Comment éviter et réduire les artefacts en photographie
Réduire les artefacts commence avant la retouche. À la prise de vue, l’objectif est de donner au capteur un signal propre:
- exposer avec marge: éviter de sous-exposer puis de pousser fortement les ombres, ce qui amplifie bruit numérique et banding.
- maîtriser l’iso: monter en iso quand il le faut, mais en sachant que chaque amplification rend la réduction de bruit plus tentante, donc le risque d’effet aquarelle plus élevé.
- surveiller les motifs fins: tissus, grillages, façades répétitives. Un léger changement d’angle, de distance ou d’ouverture peut réduire le moiré avant même le dématriçage.
- gérer mouvement et obturation: en sujets rapides, privilégier un mode qui limite le rolling shutter si votre matériel le permet, ou adaptez le mouvement de caméra.
- faire attention à l’éclairage: sous certaines lumières, ajuster la vitesse d’obturation peut limiter les bandes et variations liées au scintillement.
Au développement, la discipline consiste à traiter « juste assez »:
- accentuation mesurée: appliquez la netteté en regardant à 100 %, et surveillez les halos sur les zones à fort contraste (branches sur ciel, architecture).
- réduction de bruit progressive: dosez séparément luminance et couleur si possible, et contrôlez les textures (peau, feuillage). Un débruitage qui efface les détails crée un artefact autant qu’un bruit trop visible.
- éviter les corrections extrêmes: les gros écarts de courbe et de saturation augmentent le risque de posterisation et de fausses couleurs, surtout sur des fichiers déjà comprimés.
- corriger l’aberration chromatique avec parcimonie: une correction trop agressive peut dégrader des micro-détails ou créer des bords gris.

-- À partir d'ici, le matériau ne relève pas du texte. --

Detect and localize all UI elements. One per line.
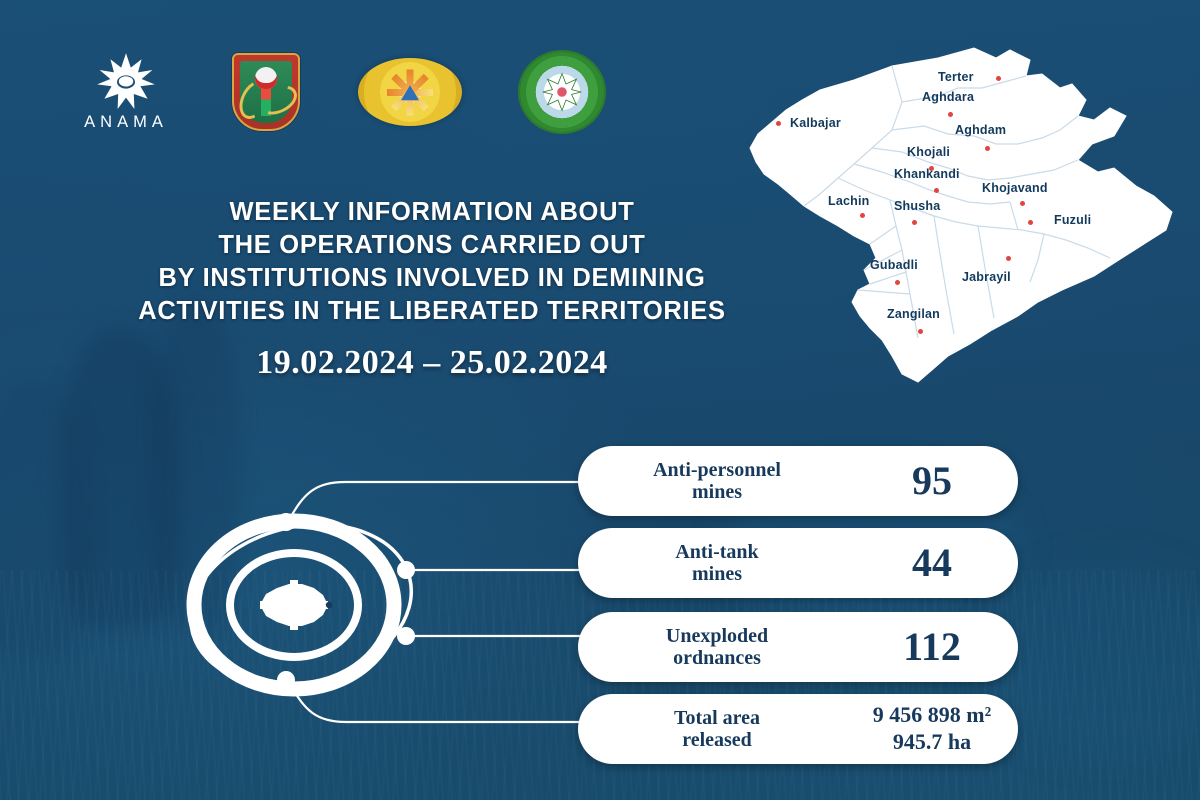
stat-pill-total-area-released: Total areareleased9 456 898 m²945.7 ha [578,694,1018,764]
stat-label-anti-personnel-mines: Anti-personnelmines [578,459,846,504]
stat-label-line-2: released [588,729,846,751]
stat-value-anti-personnel-mines: 95 [846,461,1018,501]
map-marker-fuzuli [1028,220,1033,225]
ministry-of-emergency-situations-emblem [358,58,462,126]
page-title: WEEKLY INFORMATION ABOUT THE OPERATIONS … [62,196,802,329]
stat-value-total-area-released: 9 456 898 m²945.7 ha [846,702,1018,756]
azerbaijan-state-seal-emblem [520,52,604,132]
map-marker-jabrayil [1006,256,1011,261]
map-marker-aghdara [948,112,953,117]
stat-label-line-2: mines [588,563,846,585]
map-label-zangilan: Zangilan [887,307,940,321]
title-line-3: BY INSTITUTIONS INVOLVED IN DEMINING [62,262,802,295]
map-label-aghdam: Aghdam [955,123,1006,137]
demining-target-emblem [186,500,416,710]
anama-star-icon [95,52,157,112]
stat-value-line-1: 112 [846,627,1018,667]
stat-label-line-2: mines [588,481,846,503]
stat-value-line-1: 9 456 898 m² [846,702,1018,729]
map-marker-khojavand [1020,201,1025,206]
map-marker-lachin [860,213,865,218]
map-label-jabrayil: Jabrayil [962,270,1011,284]
map-marker-aghdam [985,146,990,151]
map-marker-zangilan [918,329,923,334]
map-marker-terter [996,76,1001,81]
title-line-2: THE OPERATIONS CARRIED OUT [62,229,802,262]
map-label-lachin: Lachin [828,194,869,208]
stat-pill-anti-personnel-mines: Anti-personnelmines95 [578,446,1018,516]
map-marker-khankandi [934,188,939,193]
stat-label-line-1: Total area [588,707,846,729]
stat-label-line-2: ordnances [588,647,846,669]
stat-value-line-1: 44 [846,543,1018,583]
stat-pill-anti-tank-mines: Anti-tankmines44 [578,528,1018,598]
eight-point-star-icon [542,72,582,112]
map-marker-kalbajar [776,121,781,126]
emblem-row: ANAMA [78,44,604,140]
stat-label-line-1: Anti-personnel [588,459,846,481]
state-border-service-emblem [232,53,300,131]
stat-value-line-2: 945.7 ha [846,729,1018,756]
map-label-gubadli: Gubadli [870,258,918,272]
liberated-territories-map: TerterAghdaraKalbajarAghdamKhojaliKhanka… [742,44,1200,392]
anama-emblem: ANAMA [78,46,174,138]
map-marker-gubadli [895,280,900,285]
stat-label-total-area-released: Total areareleased [578,707,846,752]
stat-value-line-1: 95 [846,461,1018,501]
title-line-4: ACTIVITIES IN THE LIBERATED TERRITORIES [62,295,802,328]
map-label-kalbajar: Kalbajar [790,116,841,130]
map-label-khojavand: Khojavand [982,181,1048,195]
map-label-khojali: Khojali [907,145,950,159]
date-range: 19.02.2024 – 25.02.2024 [62,344,802,382]
map-label-fuzuli: Fuzuli [1054,213,1091,227]
anama-wordmark: ANAMA [84,113,168,132]
stat-value-anti-tank-mines: 44 [846,543,1018,583]
map-label-aghdara: Aghdara [922,90,974,104]
stat-label-line-1: Anti-tank [588,541,846,563]
map-label-terter: Terter [938,70,974,84]
stat-value-unexploded-ordnances: 112 [846,627,1018,667]
title-line-1: WEEKLY INFORMATION ABOUT [62,196,802,229]
map-label-shusha: Shusha [894,199,940,213]
stat-label-unexploded-ordnances: Unexplodedordnances [578,625,846,670]
stat-label-line-1: Unexploded [588,625,846,647]
map-marker-shusha [912,220,917,225]
stat-label-anti-tank-mines: Anti-tankmines [578,541,846,586]
map-label-khankandi: Khankandi [894,167,960,181]
stat-pill-unexploded-ordnances: Unexplodedordnances112 [578,612,1018,682]
infographic-poster: ANAMA WEEKLY INFORMATION ABOUT THE [0,0,1200,800]
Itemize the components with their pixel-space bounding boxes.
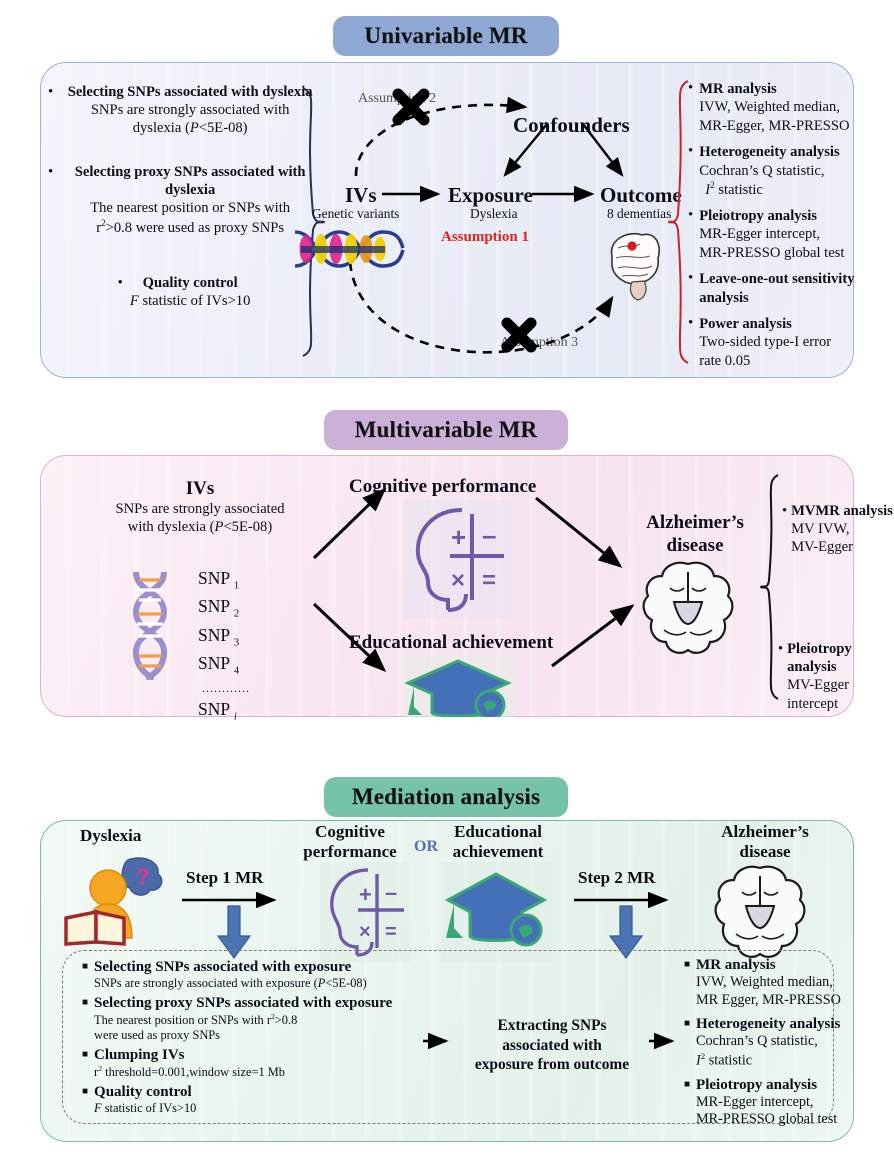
mediator-b-line-1: Educational: [432, 822, 564, 842]
item-title: Pleiotropy analysis: [699, 207, 844, 225]
mediation-middle-text: Extracting SNPs associated with exposure…: [452, 1016, 652, 1075]
dna-helix-icon: [128, 570, 172, 680]
list-item: • Selecting SNPs associated with dyslexi…: [48, 84, 320, 138]
bullet-icon: •: [688, 315, 693, 370]
list-item: • Heterogeneity analysis Cochran’s Q sta…: [688, 143, 888, 199]
mv-pleiotropy-item: • Pleiotropy analysis MV-Egger intercept: [778, 640, 894, 713]
middle-line-3: exposure from outcome: [452, 1055, 652, 1075]
mediator-a-line-2: performance: [290, 842, 410, 862]
univariable-mr-header: Univariable MR: [333, 16, 559, 56]
bullet-icon: ■: [684, 1015, 690, 1070]
list-item: • Quality control F statistic of IVs>10: [48, 275, 320, 311]
item-detail-line: SNPs are strongly associated with exposu…: [94, 976, 367, 991]
item-detail-line: MR-PRESSO global test: [699, 244, 844, 262]
item-detail-line: MR-Egger intercept,: [696, 1094, 837, 1111]
item-detail-line: Cochran’s Q statistic,: [699, 162, 839, 180]
bullet-icon: •: [48, 84, 53, 138]
list-item: • Power analysis Two-sided type-I error …: [688, 315, 888, 370]
item-detail-line: were used as proxy SNPs: [94, 1028, 392, 1043]
mediator-b-line-2: achievement: [432, 842, 564, 862]
list-item: SNP i: [198, 697, 250, 725]
item-title: Clumping IVs: [94, 1046, 285, 1064]
univariable-left-list: • Selecting SNPs associated with dyslexi…: [48, 84, 320, 311]
item-detail-line: SNPs are strongly associated: [60, 500, 340, 518]
mediation-analysis-header: Mediation analysis: [324, 777, 568, 817]
item-detail-line: MV IVW,: [791, 520, 893, 538]
univariable-right-list: • MR analysis IVW, Weighted median, MR-E…: [688, 80, 888, 370]
list-item: • Selecting proxy SNPs associated with d…: [48, 164, 320, 238]
bullet-icon: •: [688, 80, 693, 135]
univariable-mr-title: Univariable MR: [364, 23, 527, 49]
cross-icon: [507, 323, 531, 347]
item-detail-line: F statistic of IVs>10: [94, 1101, 196, 1116]
item-detail-line: I2 statistic: [696, 1051, 840, 1070]
bullet-icon: •: [782, 502, 787, 557]
bullet-icon: ■: [684, 956, 690, 1009]
med-outcome-label: Alzheimer’s disease: [700, 822, 830, 863]
list-item: ■ MR analysis IVW, Weighted median, MR E…: [684, 956, 864, 1009]
item-detail-line: I2 statistic: [699, 180, 839, 199]
bullet-icon: •: [48, 164, 53, 238]
item-title: Power analysis: [699, 315, 831, 333]
middle-line-1: Extracting SNPs: [452, 1016, 652, 1036]
multivariable-mr-header: Multivariable MR: [324, 410, 568, 450]
item-detail-line: rate 0.05: [699, 352, 831, 370]
item-title: Selecting proxy SNPs associated with exp…: [94, 994, 392, 1012]
list-item: ■ Clumping IVs r2 threshold=0.001,window…: [82, 1046, 442, 1080]
list-item: ■ Quality control F statistic of IVs>10: [82, 1083, 442, 1116]
list-item: ■ Heterogeneity analysis Cochran’s Q sta…: [684, 1015, 864, 1070]
bullet-icon: •: [688, 270, 693, 307]
item-title: MR analysis: [696, 956, 841, 974]
item-detail-line: r2 threshold=0.001,window size=1 Mb: [94, 1064, 285, 1080]
item-title: Pleiotropy analysis: [696, 1076, 837, 1094]
bullet-icon: ■: [82, 1046, 88, 1080]
list-item: SNP 3: [198, 623, 250, 651]
item-detail-line: dyslexia (P<5E-08): [60, 120, 320, 138]
list-item: SNP 2: [198, 594, 250, 622]
bullet-icon: •: [688, 207, 693, 262]
item-title: Heterogeneity analysis: [696, 1015, 840, 1033]
mediation-analysis-title: Mediation analysis: [352, 784, 540, 810]
multivariable-mr-title: Multivariable MR: [355, 417, 538, 443]
svg-text:+: +: [359, 882, 372, 907]
cross-icon: [398, 94, 424, 120]
graduation-cap-icon: [442, 862, 552, 962]
svg-text:–: –: [385, 880, 397, 905]
item-title: Quality control: [130, 275, 251, 293]
item-title: Selecting SNPs associated with dyslexia: [60, 84, 320, 102]
item-detail-line: r2>0.8 were used as proxy SNPs: [60, 218, 320, 238]
mediation-right-list: ■ MR analysis IVW, Weighted median, MR E…: [684, 956, 864, 1129]
item-title: Heterogeneity analysis: [699, 143, 839, 161]
item-title: Selecting SNPs associated with exposure: [94, 958, 367, 976]
item-detail-line: MR-Egger, MR-PRESSO: [699, 117, 849, 135]
brain-coronal-icon: [712, 862, 808, 962]
item-detail-line: IVW, Weighted median,: [699, 98, 849, 116]
med-mediator-b-label: Educational achievement: [432, 822, 564, 863]
item-detail-line: IVW, Weighted median,: [696, 974, 841, 991]
svg-text:=: =: [385, 921, 397, 943]
multivariable-arrows: [300, 470, 700, 710]
item-detail-line: F statistic of IVs>10: [130, 293, 251, 311]
list-item: ■ Selecting proxy SNPs associated with e…: [82, 994, 442, 1043]
item-detail-line: Cochran’s Q statistic,: [696, 1033, 840, 1050]
outcome-line-2: disease: [700, 842, 830, 862]
brain-icon: [598, 226, 664, 304]
mv-ivs-detail: SNPs are strongly associated with dyslex…: [60, 500, 340, 536]
outcome-line-1: Alzheimer’s: [700, 822, 830, 842]
item-detail-line: The nearest position or SNPs with: [60, 200, 320, 218]
mv-ivs-title: IVs: [100, 478, 300, 500]
svg-text:×: ×: [359, 921, 371, 943]
mediator-a-line-1: Cognitive: [290, 822, 410, 842]
item-detail-line: with dyslexia (P<5E-08): [60, 518, 340, 536]
mediation-arrow-1: [422, 1033, 456, 1049]
mediation-arrow-2: [648, 1033, 682, 1049]
person-reading-icon: ?: [62, 846, 172, 946]
item-title: Leave-one-out sensitivity analysis: [699, 270, 874, 307]
item-title: MR analysis: [699, 80, 849, 98]
list-item: SNP 4: [198, 651, 250, 679]
item-detail-line: MR Egger, MR-PRESSO: [696, 992, 841, 1009]
item-detail-line: SNPs are strongly associated with: [60, 102, 320, 120]
item-title: MVMR analysis: [791, 502, 893, 520]
middle-line-2: associated with: [452, 1036, 652, 1056]
bullet-icon: ■: [82, 994, 88, 1043]
item-detail-line: MR-PRESSO global test: [696, 1111, 837, 1128]
bullet-icon: •: [688, 143, 693, 199]
head-math-icon: + – × =: [320, 862, 410, 962]
list-item: ■ Pleiotropy analysis MR-Egger intercept…: [684, 1076, 864, 1129]
item-detail-line: MV-Egger: [791, 538, 893, 556]
bullet-icon: •: [118, 275, 123, 311]
item-title: Pleiotropy analysis: [787, 640, 894, 676]
list-item: ............: [198, 680, 250, 697]
list-item: SNP 1: [198, 566, 250, 594]
bullet-icon: ■: [82, 1083, 88, 1116]
mediation-left-list: ■ Selecting SNPs associated with exposur…: [82, 958, 442, 1116]
list-item: • MR analysis IVW, Weighted median, MR-E…: [688, 80, 888, 135]
item-detail-line: MR-Egger intercept,: [699, 225, 844, 243]
mvmr-analysis-item: • MVMR analysis MV IVW, MV-Egger: [782, 502, 894, 557]
med-exposure-label: Dyslexia: [80, 826, 141, 846]
item-title: Selecting proxy SNPs associated with dys…: [60, 164, 320, 200]
list-item: • Pleiotropy analysis MR-Egger intercept…: [688, 207, 888, 262]
list-item: • Leave-one-out sensitivity analysis: [688, 270, 888, 307]
item-detail-line: Two-sided type-I error: [699, 333, 831, 351]
step-1-mr-label: Step 1 MR: [186, 868, 263, 888]
bullet-icon: •: [778, 640, 783, 713]
item-detail-line: MV-Egger intercept: [787, 676, 894, 712]
bullet-icon: ■: [82, 958, 88, 991]
step-2-mr-label: Step 2 MR: [578, 868, 655, 888]
dna-helix-icon: [291, 228, 407, 270]
list-item: ■ Selecting SNPs associated with exposur…: [82, 958, 442, 991]
med-mediator-a-label: Cognitive performance: [290, 822, 410, 863]
item-title: Quality control: [94, 1083, 196, 1101]
snp-list: SNP 1 SNP 2 SNP 3 SNP 4 ............ SNP…: [198, 566, 250, 725]
item-detail-line: The nearest position or SNPs with r2>0.8: [94, 1012, 392, 1028]
bullet-icon: ■: [684, 1076, 690, 1129]
svg-text:?: ?: [136, 864, 149, 889]
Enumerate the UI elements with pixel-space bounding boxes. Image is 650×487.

À l’export, la règle est de décider en fonction de l’usage:
- préserver une version maîtresse: gardez le raw et un export sans perte ou à très faible perte pour éviter les réexportations successives.
- jpeg adapté: choisissez une compression qui ne détruit pas les aplats ni les détails fins; testez sur des zones critiques (ciel, peau, feuillage, texte).
- redimensionnement propre: redimensionnez une seule fois, puis appliquez une netteté de sortie légère, spécifique à la taille.
- profil colorimétrique cohérent: intégrez un profil adapté à la diffusion visée et vérifiez le rendu dans plusieurs logiciels.
Enfin, le contrôle final évite les faux diagnostics: vérifiez sur un second écran, dans un autre viewer, et à plusieurs niveaux de zoom. Un artefact réellement présent se retrouvera partout; une illusion d’affichage changera de forme, ou disparaîtra.
FAQ
Quelle est la cause d’un artéfact ?
Un artefact est causé par un maillon technique de la chaîne d’image: capture (capteur, iso, obturateur, lumière), traitement (dématriçage, accentuation, réduction de bruit), export (compression, redimensionnement, profil colorimétrique) ou affichage (écran, logiciel).
Qu’est-ce qu’un artéfact d’image ?
Un artefact d’image est une anomalie visuelle introduite par un outil ou un traitement, qui crée une représentation fausse ou dégradée par rapport à la scène réelle.
Qu’est-ce qu’un artéfact sur une image ?
C’est un défaut visible qui ne provient pas du sujet photographié: bandes, blocs, franges colorées, moiré, crénelage, déformation de mouvement, ou posterisation, selon l’étape en cause.
Qu’est-ce qu’un artéfact exemple ?
Exemples courants: blocs et bavures de compression jpeg, banding dans un ciel sombre, moiré sur un tissu à fines rayures, halos de sur-accentuation, ou effet aquarelle après débruitage excessif.
Un artefact se comprend mieux comme un symptôme que comme une fatalité: en identifiant le maillon responsable, on évite le surtraitement, on choisit la bonne correction et, surtout, on réduit les chances de le recréer au prochain export.